Heather Stoltz, 33
The cause of social justice had been ingrained in Heather Stoltz for so long that her first job out of college — as an engineer designing bakery machines that replaced human labor — caused a crisis of conscience.
“I realized the machines I had created were essentially putting people out of work,” Stoltz said. Her next job — designing wheelchairs — was more in line with her view of meaningful work. But she also had an artistic side. Her mother had been a committed quilter, and while Stoltz was in her 20s, trying to settle on a career, she asked her mother to teach her the craft. “We learned together after I graduated college,” Stoltz explained. “I really got excited about the possibility of doing something creative.”
So she went back to school. In the early 2000s, Stoltz enrolled in the Jewish Theological Seminary’s women’s studies master’s program. For her thesis, she made quilts based on women’s stories in the Bible. Though she was not observant growing up, she slowly became more so, and after JTS, she began working for various Jewish organizations — from the Jewish Orthodox Feminist Alliance to the Reform Stephen Free Wise Synagogue (where she was a community service coordinator). It was at Wise that she began the project that combined all her disparate interests — engineering, art, Jewish study and social justice. Helping run the synagogue’s homeless shelter, she was moved by the homeless peoples’ stories. “Getting to know the guys [at the shelter], I wanted to tell their stories somehow,” she said.

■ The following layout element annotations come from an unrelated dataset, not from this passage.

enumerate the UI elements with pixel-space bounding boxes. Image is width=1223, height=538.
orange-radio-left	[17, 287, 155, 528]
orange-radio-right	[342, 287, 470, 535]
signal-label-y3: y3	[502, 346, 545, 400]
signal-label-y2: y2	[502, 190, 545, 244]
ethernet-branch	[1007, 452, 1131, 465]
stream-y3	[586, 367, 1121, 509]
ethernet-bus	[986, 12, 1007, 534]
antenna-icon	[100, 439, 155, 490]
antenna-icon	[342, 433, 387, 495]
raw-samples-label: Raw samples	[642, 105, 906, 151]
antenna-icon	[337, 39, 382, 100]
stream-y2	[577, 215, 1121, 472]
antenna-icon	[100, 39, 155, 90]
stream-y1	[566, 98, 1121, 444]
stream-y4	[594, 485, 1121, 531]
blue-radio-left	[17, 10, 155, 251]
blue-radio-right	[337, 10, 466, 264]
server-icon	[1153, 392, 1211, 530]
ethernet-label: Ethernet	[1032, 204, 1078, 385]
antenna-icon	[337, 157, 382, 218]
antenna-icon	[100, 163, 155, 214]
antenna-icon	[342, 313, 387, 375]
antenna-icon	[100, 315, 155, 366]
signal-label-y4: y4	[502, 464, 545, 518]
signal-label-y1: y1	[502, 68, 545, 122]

She began interviewing other homeless people at shelters across the city. It led to last fall’s “Temporary Shelter,” a traveling exhibit of quilts inspired by their stories, posted on a sukkah-like structure. The show has toured the country and has helped buttress her art credentials as she tries to grow her small business of hand-made fiber art. She makes quilts out of everything from Torah covers and tallit bags, and creates hanging wall art, as well; she sell her wares on her website — www.sewingstories.com — and popular design sites like Etsy. About how all her interests eventually converged, she said it wasn’t planned: “It naturally melded together.”
Favorite Artists: Carol Hamoy, Lisa Chipetine.